I've also seen Sweeney Todd, which is one of the best Burton films, and certainly the best one he's whipped out in at least a decade. I've been kind of dissatisfied with most of his lately. They were good, but they were always leaving me feeling as if they lacked. With three hours of material to work with, this film is chock full of stuff, even if it's slightly condensed from the stage show. But the violence is wonderful and the film is beautiful in that gorgeous darkly-impressionistic sort of way that every moody period film should strive for. Ha!

Not to mention the most wonderful performances by actors who aren't known for their singing. When Johnny Depp is your weak link vocally, you know you're doing all right. And that's mostly just because he doesn't get as much material. His Sweeney is very understates and stoic. Like Johnny Depp doing a Hannibal-Lecter-meets-Beetlejuice kind of character. I immediately rushed out and bought the soundtrack, which is so rare for me as to be seen as the highest recommendation.

And then on Saturday I floated about with Tony, who is visiting the Big O for the holidays (I truly wish Omaha could claim a title like the Big O. It tries, but Midwesterners seem opposed to anything quite as full of abandon as a Big O, though I blame the influence of the Bible Belt and the coldness of the weather rather than some inherent prudishness on the sake of the population).

Tony purchased for me a wonderful book on finding your strengths. The StrengthFinder test/book put out by Gallup. It's mostly done for businessmen and whatnot, it's certainly career-oriented, but the advice is all pretty decent if you can alter it to fit everyday life. He explained his results when someone had gifted the book to him, and I was incredibly intrigued. So he paid it forward and I took the test. The results were, to say the least, amusing.

Everything points towards me being an incredible ideas person. Full of philosophy and opinion and insight, absorbing and learning information at an absolutely feverish pace and then turning it all into a very individualistic philosophy that I apply to the world to wring everything I can out of it.

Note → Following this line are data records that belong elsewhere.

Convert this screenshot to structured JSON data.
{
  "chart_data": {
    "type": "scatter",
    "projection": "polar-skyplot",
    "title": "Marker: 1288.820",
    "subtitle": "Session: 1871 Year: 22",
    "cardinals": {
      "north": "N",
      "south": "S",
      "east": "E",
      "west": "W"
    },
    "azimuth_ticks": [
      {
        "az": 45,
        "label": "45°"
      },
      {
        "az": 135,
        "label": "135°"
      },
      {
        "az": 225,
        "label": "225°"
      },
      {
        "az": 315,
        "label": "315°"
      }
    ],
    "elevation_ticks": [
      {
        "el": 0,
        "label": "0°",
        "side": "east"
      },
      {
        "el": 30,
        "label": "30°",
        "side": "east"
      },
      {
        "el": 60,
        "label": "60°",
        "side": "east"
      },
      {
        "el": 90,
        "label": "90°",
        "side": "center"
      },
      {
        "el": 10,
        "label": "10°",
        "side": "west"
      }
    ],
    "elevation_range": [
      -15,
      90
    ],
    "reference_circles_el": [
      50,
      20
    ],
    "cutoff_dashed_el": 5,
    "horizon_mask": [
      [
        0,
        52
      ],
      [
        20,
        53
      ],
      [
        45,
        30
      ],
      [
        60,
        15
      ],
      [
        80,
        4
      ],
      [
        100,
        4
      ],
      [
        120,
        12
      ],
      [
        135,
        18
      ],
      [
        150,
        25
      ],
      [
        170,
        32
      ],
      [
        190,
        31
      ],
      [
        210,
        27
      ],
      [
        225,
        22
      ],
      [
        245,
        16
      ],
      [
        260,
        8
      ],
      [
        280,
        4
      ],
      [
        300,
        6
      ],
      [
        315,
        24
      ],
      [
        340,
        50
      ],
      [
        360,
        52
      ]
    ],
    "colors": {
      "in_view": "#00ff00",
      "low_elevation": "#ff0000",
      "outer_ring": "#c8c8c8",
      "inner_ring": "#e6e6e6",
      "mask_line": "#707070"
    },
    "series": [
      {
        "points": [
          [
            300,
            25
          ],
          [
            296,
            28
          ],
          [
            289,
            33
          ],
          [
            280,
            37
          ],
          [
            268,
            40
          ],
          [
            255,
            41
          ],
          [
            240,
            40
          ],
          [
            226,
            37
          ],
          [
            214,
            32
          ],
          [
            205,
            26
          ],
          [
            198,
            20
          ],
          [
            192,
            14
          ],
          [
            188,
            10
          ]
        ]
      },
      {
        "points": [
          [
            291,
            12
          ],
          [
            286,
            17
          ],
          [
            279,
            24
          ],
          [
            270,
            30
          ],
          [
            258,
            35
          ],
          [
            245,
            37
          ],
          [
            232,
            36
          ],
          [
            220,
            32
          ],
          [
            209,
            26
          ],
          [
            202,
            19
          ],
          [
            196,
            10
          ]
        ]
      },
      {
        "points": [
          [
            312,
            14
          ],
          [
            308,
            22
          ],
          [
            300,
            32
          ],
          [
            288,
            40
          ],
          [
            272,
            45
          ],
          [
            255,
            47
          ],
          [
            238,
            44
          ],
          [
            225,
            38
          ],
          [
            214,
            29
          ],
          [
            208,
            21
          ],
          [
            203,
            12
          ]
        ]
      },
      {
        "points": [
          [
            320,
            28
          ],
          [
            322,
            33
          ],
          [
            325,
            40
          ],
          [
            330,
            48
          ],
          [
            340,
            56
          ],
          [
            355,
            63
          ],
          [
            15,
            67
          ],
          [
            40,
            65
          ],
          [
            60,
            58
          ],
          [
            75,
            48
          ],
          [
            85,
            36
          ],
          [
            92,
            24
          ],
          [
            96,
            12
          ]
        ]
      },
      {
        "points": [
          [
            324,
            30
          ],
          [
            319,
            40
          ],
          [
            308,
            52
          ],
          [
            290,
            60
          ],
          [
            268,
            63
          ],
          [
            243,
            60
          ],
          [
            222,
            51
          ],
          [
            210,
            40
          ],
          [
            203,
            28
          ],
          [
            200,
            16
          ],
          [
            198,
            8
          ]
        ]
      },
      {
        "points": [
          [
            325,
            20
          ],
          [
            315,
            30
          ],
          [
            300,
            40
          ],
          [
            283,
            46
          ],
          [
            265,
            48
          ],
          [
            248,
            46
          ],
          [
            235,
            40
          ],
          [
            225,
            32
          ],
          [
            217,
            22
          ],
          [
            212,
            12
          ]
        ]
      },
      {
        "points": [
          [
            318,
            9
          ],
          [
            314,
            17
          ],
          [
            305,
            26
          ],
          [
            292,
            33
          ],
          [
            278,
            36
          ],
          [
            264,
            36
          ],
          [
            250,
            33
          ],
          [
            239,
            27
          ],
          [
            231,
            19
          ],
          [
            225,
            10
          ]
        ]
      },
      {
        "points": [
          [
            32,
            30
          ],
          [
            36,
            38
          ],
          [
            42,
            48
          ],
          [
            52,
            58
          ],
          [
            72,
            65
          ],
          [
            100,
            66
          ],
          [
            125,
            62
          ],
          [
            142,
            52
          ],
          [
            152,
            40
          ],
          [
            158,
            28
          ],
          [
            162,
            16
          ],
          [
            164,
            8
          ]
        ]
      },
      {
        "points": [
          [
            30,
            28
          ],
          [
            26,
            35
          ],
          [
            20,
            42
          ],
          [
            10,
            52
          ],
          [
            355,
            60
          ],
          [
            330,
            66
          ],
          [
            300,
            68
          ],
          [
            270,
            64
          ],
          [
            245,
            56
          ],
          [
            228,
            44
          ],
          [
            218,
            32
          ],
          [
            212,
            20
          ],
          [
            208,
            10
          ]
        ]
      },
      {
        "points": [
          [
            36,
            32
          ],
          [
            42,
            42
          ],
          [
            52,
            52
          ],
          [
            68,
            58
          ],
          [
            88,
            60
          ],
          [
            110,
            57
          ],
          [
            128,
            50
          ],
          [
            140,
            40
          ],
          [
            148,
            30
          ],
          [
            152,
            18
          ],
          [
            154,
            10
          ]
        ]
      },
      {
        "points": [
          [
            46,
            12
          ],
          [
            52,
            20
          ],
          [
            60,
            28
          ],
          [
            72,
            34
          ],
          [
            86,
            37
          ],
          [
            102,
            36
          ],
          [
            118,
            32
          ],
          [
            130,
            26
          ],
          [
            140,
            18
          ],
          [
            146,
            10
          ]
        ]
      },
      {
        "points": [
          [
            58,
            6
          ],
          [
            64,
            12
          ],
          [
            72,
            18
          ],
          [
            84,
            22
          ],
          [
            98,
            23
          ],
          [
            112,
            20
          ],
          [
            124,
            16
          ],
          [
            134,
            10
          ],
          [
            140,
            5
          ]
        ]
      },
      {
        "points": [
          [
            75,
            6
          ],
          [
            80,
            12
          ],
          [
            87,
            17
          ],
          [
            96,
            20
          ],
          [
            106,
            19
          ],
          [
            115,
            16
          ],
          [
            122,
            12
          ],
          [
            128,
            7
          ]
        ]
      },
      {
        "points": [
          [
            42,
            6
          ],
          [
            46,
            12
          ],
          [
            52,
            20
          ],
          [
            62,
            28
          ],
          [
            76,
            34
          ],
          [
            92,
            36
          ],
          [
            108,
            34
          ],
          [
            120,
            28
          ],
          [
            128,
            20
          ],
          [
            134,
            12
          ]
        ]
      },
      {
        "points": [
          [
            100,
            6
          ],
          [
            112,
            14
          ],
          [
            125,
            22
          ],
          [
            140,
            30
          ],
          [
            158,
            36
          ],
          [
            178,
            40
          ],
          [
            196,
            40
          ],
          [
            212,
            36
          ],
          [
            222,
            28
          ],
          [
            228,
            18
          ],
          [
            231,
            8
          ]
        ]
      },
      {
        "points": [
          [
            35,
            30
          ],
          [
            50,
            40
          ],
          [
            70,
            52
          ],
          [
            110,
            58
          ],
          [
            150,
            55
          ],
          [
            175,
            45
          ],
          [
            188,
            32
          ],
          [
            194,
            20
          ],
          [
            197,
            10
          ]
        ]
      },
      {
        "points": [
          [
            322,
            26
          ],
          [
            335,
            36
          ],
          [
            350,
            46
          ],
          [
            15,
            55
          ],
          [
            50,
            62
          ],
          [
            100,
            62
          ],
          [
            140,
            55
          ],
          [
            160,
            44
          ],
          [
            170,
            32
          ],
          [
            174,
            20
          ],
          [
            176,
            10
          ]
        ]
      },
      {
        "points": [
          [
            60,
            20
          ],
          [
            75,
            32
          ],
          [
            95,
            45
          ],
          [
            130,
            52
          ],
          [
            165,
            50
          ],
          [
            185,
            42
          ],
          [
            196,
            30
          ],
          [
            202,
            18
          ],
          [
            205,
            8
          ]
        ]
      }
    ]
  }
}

That this all strikes me as true is encouraging, as this is the path I've been going down lately, anyway. The only oddity is that it claims one of my strengths is strategy, and I would never claim that in a million years. I've been wrong before, though, so … we shall see. We shall see.

In other news, tonight is Christmas Eve. I don't really do christmas celebrations in the typical sense of the word. I don't dislike this holiday, but this year I'm just not feeling particularly festive. This winter's been rough and I'd rather celebrate with good company than anything resembling traditional holiday activities. It's actually been rather refreshing to feel no obligation to pay lip service to an expected Christmas.

Tonight, as my post also alludes to, is the night where the bulk of Rent takes place. To celebrate, I'm heading over to have a fantabulous musical night with Adam and Katie, singing Rent and lamenting the fact that the film version (which we'll be watching) cut out my two favorite musical numbers from the stage show. Oh well. It's a pretty movie, and the remastered songs sound lovely. I wouldn't be surprised if we forewent the movie at some point in favor of just the broadway soundtrack, though.

This week will prove to be a slow one at work, I fear. The goal for the blog is to provide some sort of insight/recap on the year. 2008 is going to prove to be full for me, I certainly hope, so I'd like to neatly examine this past year and put it all out there in preparation of the first of January. So expect some sort of thoughts. I expect they'll be lengthy, but they might not be. It's one of those things that's very hard to figure out until you're doing it.